Buckley soutient en outre que la scène du procès de l'hérésiarque en général aurait été une « scène familière aux lecteurs occidentaux à cause de l'inquisition » (p. 273). S'il est certainement exact de commenter la présence de l'inquisition à l'Ouest et son absence à l'Est, c'est un commentaire plutôt déroutant. Premièrement, cela implique à nouveau que la représentation par Anna du procès de Basil (un événement survenu vers 1099) peut avoir été influencée d'une manière ou d'une autre par l'Occident et spécifiquement par l'inquisition, bien que l'inquisition soit un phénomène médiéval ultérieur qui n'a été attesté qu'au milieu du XIIIe. siècle. Et, peut-être encore plus troublant, une telle proposition de « familiarité » suggère un lectorat plus large du texte d'Anna. Tout public élargi pour le Alexiade est, cependant, hautement improbable étant donné les circonstances de l'écriture d'Anna (en tant que paria politique dans une retraite monastique forcée) et, par la suite, la tradition manuscrite limitée de son texte. Ces questions pertinentes d'audience et de transmission sont manifestement absentes de l'étude de Buckley, laissant encore une fois le lecteur perdu pour une image complète.

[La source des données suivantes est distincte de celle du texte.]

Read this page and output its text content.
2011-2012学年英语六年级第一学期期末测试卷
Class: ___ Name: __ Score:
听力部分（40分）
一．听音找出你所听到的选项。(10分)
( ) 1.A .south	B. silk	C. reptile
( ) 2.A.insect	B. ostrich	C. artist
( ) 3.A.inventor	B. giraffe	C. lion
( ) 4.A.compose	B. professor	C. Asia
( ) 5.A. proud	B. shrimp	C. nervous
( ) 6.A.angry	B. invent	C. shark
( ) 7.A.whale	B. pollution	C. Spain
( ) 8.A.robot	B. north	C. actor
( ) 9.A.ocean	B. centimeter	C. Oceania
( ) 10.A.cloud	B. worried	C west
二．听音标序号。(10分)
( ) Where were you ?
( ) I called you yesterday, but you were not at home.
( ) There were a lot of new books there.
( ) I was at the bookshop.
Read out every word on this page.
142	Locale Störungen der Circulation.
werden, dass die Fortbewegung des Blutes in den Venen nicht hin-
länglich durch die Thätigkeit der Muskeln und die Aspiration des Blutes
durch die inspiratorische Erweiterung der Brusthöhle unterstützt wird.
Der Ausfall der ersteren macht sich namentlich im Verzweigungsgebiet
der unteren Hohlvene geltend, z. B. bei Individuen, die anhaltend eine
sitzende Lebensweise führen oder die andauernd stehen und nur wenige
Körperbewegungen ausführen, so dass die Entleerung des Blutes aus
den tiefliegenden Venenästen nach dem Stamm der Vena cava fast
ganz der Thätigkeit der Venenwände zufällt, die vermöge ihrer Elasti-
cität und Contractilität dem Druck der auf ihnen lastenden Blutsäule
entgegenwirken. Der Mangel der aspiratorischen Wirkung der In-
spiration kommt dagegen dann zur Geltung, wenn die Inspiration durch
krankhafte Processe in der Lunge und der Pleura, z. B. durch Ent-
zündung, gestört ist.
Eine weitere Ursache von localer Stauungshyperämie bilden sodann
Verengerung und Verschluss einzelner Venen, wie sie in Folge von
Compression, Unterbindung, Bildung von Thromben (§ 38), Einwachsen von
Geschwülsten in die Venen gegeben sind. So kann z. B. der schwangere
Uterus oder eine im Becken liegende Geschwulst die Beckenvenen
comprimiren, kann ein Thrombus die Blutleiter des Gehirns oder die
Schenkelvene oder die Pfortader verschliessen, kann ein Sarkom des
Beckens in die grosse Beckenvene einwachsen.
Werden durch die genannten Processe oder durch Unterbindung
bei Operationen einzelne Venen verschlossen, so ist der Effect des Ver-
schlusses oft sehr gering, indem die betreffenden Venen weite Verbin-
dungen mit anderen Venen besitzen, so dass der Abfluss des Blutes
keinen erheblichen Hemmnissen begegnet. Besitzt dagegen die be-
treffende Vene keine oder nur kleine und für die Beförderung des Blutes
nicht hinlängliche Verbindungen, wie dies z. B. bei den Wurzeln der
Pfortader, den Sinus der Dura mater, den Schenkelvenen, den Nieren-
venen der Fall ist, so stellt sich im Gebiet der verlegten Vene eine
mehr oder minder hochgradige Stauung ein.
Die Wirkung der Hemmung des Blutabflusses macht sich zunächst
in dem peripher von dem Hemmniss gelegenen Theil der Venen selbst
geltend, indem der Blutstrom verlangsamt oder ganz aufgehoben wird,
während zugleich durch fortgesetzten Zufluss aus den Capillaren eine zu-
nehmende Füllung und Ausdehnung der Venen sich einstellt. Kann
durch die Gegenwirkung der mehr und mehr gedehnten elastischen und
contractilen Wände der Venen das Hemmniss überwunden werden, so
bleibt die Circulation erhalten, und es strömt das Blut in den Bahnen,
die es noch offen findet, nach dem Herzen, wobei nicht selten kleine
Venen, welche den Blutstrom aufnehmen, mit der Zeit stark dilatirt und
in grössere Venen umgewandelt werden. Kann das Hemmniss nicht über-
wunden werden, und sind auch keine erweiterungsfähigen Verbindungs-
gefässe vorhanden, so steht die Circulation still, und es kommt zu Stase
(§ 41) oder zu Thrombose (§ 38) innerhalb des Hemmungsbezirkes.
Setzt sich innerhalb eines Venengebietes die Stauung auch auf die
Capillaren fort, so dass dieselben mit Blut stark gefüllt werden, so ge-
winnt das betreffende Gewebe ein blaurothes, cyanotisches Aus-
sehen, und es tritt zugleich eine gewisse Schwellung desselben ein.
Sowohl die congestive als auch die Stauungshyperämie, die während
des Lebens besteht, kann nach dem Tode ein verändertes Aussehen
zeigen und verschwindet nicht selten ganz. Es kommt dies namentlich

Comme brièvement évoqué en ce qui concerne l'historiographie de l'hérésie, l'interaction globale de Buckley avec l'érudition secondaire semble quelque peu manquer dans le corps principal de son étude. Bien que sa discussion historiographique dans l'introduction soit bien informée et perspicace, il y a un engagement limité avec les débats savants dans la plus grande partie de sa monographie. Cela est particulièrement visible dans les commentaires de Buckley sur les images genrées dans le Alexiade – un thème qui, sans surprise, a longtemps occupé les intérêts des historiens, notamment en termes de proto-féminisme. Par exemple, Buckley décrit la mère d'Alexios, Anna Dalassena, une figure souvent examinée pour ses qualités masculines et son pouvoir. Pourtant, attirant spécifiquement l'attention sur l'absence de description physique d'Anna Dalassena dans le Alexiade, Buckley ne fournit aucune citation pour les discussions approfondies sur cette femme et en particulier sur la manière dont Anna la traite dans le récit – des éléments secondaires pertinents pour son affirmation (p. 100).

Cette rareté de citations secondaires s'accompagne d'une autre lacune importante - le manque de traduction originale de Buckley, ce qui est troublant dans un travail destiné à un public universitaire. Les traductions disponibles du Alexiade par E. R. A Sewter et Peter Frankopan sont tous deux très respectés et sans aucun doute assez précis, et l'engagement de Buckley avec eux (indiquant où Frankopan ou Sewter fournit une meilleure représentation du passage grec réel) démontre sa capacité personnelle à travailler avec le texte original. C'est donc une honte de voir son étude - une pièce si profondément ancrée dans les aspects littéraires de la Alexiade – dépendante de ces traductions existantes et largement déficiente en citations des éditions critiques disponibles de sa source principale. Le lecteur ne dispose que de la traduction anglaise (et de la référence) pour les nombreuses citations employées, à quelques exceptions près. Ceci est particulièrement gênant dans les commentaires d'ouverture du livre 14, où Buckley déclare que cette section commence par placer l'empereur dans un génitif absolu, reflétant une « rare note de sérénité » (p. 255). Il n'y a cependant aucune citation directe du passage pour valider ce commentaire, ni en fait aucune référence à même une traduction du Alexiade lui-même. Bien que cela puisse ne pas sembler un obstacle pour le lecteur récréatif, il est frustrant pour les chercheurs qui essaient d'utiliser les travaux de Buckley dans leurs propres études.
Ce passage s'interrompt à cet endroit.